WordPress 2.9 delivers a handful of new features that cater specifically to those who demand total creative control over image handling. If you are a photographer, videographer, artist or serious online publisher, you need to familiarize yourself with these new features, which include easy selection of post thumbnails, the ability to crop and rotate images, include & exclude images from galleries, and dead simple video embedding. Below is an overview of these four new features, including video tutorials and useful links for further reading.
The Post Thumbnail
There is now a unified way of handling post thumbnails in WordPress. Hallelujah! Over the last few years, I’ve tinkered with dozens of different ways of handling post thumbnails to create “magazine” and “portfolio” themes. From custom fields to custom scripts, all of these techniques proved to be either inflexible or unintuitive in my opinion. Despite a few shortcomings, the new post thumbnail function is a much needed feature that simplifies the process of choosing which image becomes your post thumbnail.

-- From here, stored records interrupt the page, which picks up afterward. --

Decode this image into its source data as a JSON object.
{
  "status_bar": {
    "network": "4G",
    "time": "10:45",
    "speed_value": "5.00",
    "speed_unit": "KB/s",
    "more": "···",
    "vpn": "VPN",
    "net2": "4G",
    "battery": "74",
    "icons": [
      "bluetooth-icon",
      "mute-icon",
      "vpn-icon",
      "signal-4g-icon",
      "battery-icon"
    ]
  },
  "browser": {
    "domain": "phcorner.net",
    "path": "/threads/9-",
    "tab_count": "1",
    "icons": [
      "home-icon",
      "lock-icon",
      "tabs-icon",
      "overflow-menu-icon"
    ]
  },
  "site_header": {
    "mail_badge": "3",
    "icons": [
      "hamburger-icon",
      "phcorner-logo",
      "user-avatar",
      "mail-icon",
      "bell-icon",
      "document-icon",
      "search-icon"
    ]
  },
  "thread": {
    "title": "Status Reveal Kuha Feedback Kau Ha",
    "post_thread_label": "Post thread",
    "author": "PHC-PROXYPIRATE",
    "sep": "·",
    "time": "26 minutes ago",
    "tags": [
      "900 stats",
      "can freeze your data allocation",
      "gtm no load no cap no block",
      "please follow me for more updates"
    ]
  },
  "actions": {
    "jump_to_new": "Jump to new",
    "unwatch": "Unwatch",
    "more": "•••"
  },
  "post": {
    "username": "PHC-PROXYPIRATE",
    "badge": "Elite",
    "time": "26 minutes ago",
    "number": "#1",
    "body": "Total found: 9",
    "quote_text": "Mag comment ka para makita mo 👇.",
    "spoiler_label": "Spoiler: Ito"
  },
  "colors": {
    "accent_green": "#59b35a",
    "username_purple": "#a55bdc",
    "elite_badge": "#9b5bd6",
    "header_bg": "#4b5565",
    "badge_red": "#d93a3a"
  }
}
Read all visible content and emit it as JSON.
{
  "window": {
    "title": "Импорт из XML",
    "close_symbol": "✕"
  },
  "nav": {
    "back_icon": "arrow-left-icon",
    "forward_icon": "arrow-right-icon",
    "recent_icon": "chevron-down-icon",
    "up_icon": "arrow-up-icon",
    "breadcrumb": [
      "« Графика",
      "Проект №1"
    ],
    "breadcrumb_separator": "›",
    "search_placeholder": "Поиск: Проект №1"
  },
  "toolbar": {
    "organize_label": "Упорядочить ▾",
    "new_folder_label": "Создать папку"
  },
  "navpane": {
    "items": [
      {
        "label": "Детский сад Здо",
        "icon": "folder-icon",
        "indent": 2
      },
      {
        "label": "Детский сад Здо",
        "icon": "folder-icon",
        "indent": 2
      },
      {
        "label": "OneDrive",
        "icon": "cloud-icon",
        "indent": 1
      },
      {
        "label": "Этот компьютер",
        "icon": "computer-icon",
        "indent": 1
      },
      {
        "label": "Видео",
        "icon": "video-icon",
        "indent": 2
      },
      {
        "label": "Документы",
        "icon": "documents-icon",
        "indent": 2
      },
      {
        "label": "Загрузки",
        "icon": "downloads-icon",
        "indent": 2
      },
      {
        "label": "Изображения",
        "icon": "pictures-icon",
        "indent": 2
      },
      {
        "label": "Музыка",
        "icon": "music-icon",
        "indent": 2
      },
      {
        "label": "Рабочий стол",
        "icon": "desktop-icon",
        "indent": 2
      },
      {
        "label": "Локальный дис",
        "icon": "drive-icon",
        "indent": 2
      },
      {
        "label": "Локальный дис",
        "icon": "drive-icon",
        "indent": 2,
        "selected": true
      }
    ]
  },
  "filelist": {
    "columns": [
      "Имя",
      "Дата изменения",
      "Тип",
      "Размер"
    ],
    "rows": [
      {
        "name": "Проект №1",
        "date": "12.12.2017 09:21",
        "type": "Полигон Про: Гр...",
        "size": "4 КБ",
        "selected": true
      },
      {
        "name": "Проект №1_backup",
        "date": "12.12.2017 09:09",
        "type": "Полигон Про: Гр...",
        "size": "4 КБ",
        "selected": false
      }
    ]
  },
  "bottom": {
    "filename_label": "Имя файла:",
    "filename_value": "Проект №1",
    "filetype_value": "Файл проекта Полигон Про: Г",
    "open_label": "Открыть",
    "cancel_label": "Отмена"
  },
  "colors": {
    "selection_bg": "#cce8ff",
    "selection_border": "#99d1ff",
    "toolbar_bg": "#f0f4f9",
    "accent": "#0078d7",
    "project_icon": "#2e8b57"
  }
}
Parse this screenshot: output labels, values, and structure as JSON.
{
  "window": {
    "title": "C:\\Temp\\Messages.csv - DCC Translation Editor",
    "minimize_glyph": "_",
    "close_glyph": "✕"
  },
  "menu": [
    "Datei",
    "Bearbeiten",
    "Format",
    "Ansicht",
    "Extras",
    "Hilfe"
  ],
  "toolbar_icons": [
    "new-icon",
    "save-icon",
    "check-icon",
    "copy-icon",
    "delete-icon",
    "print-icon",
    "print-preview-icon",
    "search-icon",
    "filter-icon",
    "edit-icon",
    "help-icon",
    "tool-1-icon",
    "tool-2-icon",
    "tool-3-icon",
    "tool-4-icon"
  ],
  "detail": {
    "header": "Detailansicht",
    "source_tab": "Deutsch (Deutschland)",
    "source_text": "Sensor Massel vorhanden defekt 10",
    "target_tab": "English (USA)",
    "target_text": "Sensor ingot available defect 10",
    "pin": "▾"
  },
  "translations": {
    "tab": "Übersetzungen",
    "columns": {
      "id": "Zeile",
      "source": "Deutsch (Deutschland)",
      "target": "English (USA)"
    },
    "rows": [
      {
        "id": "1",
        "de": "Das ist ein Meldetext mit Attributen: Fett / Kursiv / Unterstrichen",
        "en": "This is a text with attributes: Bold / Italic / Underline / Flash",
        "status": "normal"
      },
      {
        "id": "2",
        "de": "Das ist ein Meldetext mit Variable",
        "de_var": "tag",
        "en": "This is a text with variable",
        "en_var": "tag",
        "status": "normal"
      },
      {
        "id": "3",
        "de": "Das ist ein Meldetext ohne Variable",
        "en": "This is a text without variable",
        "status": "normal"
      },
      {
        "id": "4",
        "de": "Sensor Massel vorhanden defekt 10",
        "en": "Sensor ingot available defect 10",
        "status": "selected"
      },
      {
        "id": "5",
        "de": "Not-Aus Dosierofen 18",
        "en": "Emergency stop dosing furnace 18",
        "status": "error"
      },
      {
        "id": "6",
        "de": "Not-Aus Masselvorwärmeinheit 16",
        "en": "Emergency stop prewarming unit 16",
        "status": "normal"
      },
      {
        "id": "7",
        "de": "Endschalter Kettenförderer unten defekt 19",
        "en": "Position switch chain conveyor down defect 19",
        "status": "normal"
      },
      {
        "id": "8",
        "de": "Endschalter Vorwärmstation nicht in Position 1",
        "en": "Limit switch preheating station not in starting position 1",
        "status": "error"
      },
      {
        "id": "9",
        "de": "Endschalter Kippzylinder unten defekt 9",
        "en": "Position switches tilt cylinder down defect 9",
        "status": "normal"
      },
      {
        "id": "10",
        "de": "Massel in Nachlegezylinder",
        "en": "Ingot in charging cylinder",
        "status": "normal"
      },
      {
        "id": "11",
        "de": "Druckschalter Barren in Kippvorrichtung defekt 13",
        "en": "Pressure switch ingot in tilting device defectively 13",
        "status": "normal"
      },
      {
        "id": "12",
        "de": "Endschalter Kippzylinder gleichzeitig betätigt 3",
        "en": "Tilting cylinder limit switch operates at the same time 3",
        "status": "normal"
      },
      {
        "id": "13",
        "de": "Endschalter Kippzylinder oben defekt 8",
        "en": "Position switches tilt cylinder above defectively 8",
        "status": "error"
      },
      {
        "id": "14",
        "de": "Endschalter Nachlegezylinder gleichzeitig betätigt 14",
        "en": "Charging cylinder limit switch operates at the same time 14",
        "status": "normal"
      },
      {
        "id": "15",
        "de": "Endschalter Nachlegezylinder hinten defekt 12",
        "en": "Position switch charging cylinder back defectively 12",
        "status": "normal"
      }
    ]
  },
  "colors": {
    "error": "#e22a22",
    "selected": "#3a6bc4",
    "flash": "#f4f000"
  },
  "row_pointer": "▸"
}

Important note: This feature must be enabled on your theme to work. Below is a list of our themes that support this new feature. You can download these themes from your member page. We plan to update the remaining themes, including the Monochrome series, later this week.
- Modularity (version 2.5, updated and revamped with new javascripts)
- Modfolio (version 2.5)
- Modslider (version 2.5)
- On Assignment (version 2.5)
- Workaholic Pro (version 2.5)
- Workaholic (version 2.0)
- Fullscreen (version 2.0)
- F8 (version 2.5)
- F8 Remixed (version 2.5)
- F8 Lite (version 2.0)
- F8 Static (version 2.0, updated and revamped with new homepage layout)
- Berlin (version 2.0, updated and revamped with new homepage layout)
- Gridline (version 2.0)
- High Def (version 2.5)
- Deadwood (version 2.0)
If you have switched themes recently or uploaded images with incorrect dimensions, you will likely need to “regenerate” your thumbnails to the new dimensions. To do this, you need the Regenerate Thumbnails plugin.
Video: How to use the post thumbnail feature
http://vimeo.com/8462281
- Post thumbnail information for developers – via Mark Jaquith
- Ultimate guide for post thumbnail – via WPEngineer.com
Crop, Rotate, Flip
About 90% of the time, automated image crops generated by computer scripts deliver surprisingly acceptable results. But if you have ever had a beautiful portrait becomes an odd neck-to-torso photo, you certainly know the limitations of automated image cropping. This all changes in WordPress 2.9 with the new cropping, rotating and flipping tools.
Video: How to use the crop tool in WordPress 2.9
http://vimeo.com/8462348
Include & Exclude images from galleries
Until now, every image that you uploaded into a WordPress post would be thrown into the gallery. To remove the image from the gallery, you had to delete the photo. With WordPress 2.9, you can now choose images to include or exclude from each post gallery. Please note that include and exclude cannot be used together.
Video: How to include & exclude images in WordPress 2.9 galleries
http://vimeo.com/8465648
Further reading:
Gallery Shortcode – via WordPress Codex
Video Embedding
Embedding video and images from third party sites like YouTube, Flickr or Vimeo into a WordPress post can be a pain. Unless you use custom fields or another similar approach, more times than not, you video code would become a big garbled up mess in the write post panel. WordPress 2.9 now uses the new oEmbed API to simplify video embedding. Now, you can merely paste the link to the YouTube or Vimeo video into the post, and WordPress will generate the embed code for the video on the fly. I am using it on this post to embed all of the Vimeo videos. Pretty neat, eh?
Video: How to Add Videos to WordPress 2.9
http://vimeo.com/8462405
Suggestions for core WordPress developers
Here are a few suggestions that I hope core WordPress contributors consider for an upcoming WordPress release:
- Integrate image editing with the Piknic API.
- Add include/exclude photo gallery checkboxes. Memorizing attachment ID’s gets old.
- More buttons, fewer text links in the Add Media user interface.
- Dynamically generated post thumbnails.
- Ability to use oEmbed in custom fields for improved data/content-type separation.
What improvements would you like to see in future versions of WordPress in terms of image handling?